There is a natural extension of this idea to the distributional setting, where we have, for instance
$$
\widehat{\,\mathscr{M}} \left\{\delta(t-1)\right\} = 1 \\
\widehat{\,\mathscr{M}} \left\{\delta(t+1)\right\} = j \\
\widehat{\,\mathscr{M}} \left\{\frac{\delta(t-1) + \delta(t+1)}{2}\right\} = \frac{1+j}{2} = e = (1,0) \\
\widehat{\,\mathscr{M}} \left\{\frac{\delta(t-1) - \delta(t+1)}{2}\right\} = \frac{1-j}{2} = o = (0,1) \\
$$
and so on, where $(1,0)$ refers to our earlier representation of the algebra as a direct product of $\Bbb C$'s.

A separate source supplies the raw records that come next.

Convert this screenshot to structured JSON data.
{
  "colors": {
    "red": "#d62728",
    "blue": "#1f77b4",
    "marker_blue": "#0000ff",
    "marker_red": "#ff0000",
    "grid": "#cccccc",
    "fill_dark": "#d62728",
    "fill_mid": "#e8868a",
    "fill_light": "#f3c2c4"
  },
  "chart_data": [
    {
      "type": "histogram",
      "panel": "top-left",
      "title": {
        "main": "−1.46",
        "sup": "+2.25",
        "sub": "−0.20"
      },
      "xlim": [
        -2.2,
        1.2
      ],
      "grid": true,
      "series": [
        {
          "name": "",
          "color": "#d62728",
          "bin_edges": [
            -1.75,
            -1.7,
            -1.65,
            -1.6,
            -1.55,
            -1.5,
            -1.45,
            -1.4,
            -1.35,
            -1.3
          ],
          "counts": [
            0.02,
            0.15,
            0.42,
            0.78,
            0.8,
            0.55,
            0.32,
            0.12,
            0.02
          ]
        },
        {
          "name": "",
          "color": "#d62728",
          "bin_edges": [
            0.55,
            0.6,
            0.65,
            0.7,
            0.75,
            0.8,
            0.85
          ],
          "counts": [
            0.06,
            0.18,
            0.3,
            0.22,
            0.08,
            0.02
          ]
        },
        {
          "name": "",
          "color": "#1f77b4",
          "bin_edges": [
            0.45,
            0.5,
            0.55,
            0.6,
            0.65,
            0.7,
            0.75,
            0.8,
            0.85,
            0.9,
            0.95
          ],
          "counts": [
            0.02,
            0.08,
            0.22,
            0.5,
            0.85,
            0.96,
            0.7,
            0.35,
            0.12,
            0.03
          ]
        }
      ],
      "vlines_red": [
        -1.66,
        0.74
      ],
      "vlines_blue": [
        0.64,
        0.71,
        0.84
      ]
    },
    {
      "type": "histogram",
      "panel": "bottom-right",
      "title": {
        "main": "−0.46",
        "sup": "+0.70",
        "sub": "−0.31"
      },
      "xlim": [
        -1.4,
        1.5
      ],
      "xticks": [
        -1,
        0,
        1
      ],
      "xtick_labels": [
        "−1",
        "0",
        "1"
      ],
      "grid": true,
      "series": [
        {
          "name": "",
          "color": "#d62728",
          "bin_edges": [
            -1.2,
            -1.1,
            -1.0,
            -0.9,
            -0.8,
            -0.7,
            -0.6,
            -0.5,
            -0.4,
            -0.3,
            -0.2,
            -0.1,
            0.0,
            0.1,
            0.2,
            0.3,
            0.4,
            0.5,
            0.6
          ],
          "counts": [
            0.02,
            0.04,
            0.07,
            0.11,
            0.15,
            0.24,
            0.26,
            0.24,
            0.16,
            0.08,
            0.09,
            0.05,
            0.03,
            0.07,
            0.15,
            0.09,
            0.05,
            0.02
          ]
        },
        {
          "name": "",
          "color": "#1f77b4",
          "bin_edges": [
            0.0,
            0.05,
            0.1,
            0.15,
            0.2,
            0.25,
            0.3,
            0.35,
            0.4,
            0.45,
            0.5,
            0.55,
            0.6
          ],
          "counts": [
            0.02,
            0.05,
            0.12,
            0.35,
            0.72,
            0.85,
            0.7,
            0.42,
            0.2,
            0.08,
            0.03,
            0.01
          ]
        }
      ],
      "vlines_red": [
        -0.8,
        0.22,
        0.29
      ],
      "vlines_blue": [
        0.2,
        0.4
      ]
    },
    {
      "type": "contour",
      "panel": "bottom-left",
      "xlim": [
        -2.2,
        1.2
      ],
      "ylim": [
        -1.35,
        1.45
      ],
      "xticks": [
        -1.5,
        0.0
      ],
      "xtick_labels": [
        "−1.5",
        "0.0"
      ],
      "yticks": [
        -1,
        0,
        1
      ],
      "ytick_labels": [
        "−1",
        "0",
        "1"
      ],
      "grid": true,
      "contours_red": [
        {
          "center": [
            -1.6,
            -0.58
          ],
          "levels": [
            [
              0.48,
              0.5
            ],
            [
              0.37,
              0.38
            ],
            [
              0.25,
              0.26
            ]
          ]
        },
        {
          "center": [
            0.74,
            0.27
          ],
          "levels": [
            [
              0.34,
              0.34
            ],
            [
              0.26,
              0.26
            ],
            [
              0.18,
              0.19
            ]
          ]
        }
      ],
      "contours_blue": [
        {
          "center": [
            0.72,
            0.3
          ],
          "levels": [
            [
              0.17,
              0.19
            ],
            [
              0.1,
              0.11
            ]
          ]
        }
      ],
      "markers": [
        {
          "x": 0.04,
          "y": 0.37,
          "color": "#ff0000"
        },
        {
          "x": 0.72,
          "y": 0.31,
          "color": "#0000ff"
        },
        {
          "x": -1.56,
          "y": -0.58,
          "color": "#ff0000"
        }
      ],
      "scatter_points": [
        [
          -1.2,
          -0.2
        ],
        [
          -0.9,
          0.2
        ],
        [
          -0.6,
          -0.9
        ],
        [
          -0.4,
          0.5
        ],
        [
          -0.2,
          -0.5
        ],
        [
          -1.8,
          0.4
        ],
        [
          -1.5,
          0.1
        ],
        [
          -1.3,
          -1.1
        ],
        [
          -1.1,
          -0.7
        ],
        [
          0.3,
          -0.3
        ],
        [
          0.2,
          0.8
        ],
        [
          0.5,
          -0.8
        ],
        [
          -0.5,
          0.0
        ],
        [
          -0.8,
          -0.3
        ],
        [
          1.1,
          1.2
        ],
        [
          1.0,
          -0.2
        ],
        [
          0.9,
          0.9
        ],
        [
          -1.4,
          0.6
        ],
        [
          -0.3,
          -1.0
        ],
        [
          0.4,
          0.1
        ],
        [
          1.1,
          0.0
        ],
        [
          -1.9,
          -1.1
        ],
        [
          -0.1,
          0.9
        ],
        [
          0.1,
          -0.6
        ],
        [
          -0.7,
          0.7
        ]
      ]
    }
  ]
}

Lastly, it turns out if we want the entire thing in integral form, we can do some more fiddling about to ultimately arrive at
$$
\widehat{\,\mathscr{M}}f = \left(\mathscr{M_+}\right) f + \left(\mathscr{M_-} f\right) j \\
= \left(\int_0^\infty f(t) t^{s-1} dt\right) + \left(\int_{-\infty}^0 f(t) (-t)^{s-1} dt\right) j \\
= \left(\int_0^\infty f(t) |t|^{s-1} dt\right) + \left(\int_{-\infty}^0 f(t) |t|^{s-1} dt\right) j \\
= \int_{-\infty}^\infty f(t) |t|^{s-1} \mathbf{j}(t) dt
$$
where $\mathbf{j}(t) = \left\{ j \text{ if } t<0, 1 \text{ otherwise} \right\}$.
Best Answer
Fix an $x \in (0, 1)$. If $h$ has a singularity at $1$ and we define the convolution as an improper integral, we obtain $$f*h = \lim_{y \downarrow x} \int_y^1 f(t) h {\left( \frac x t \right)} \frac {dt} t = \lim_{y \downarrow x} G(y), \\ h*f = \lim_{y \uparrow 1} \int_x^y h(t) f {\left( \frac x t \right)} \frac {dt} t = \lim_{y \uparrow 1} \int_{x/y}^1 f(t) h {\left( \frac x t \right)} \frac {dt} t = \lim_{y \uparrow 1} G {\left( \frac x y \right)}.$$ When $y$ tends to $1$ from below, $x/y$ tends to $x$ from above and $x/y \neq x$ (since $x \neq 0$). Under these conditions, the limit composition rule holds: either $$\lim_{y \uparrow 1} G {\left( \frac x y \right)} = \lim_{y \downarrow x} G(y)$$ or both limits do not exist.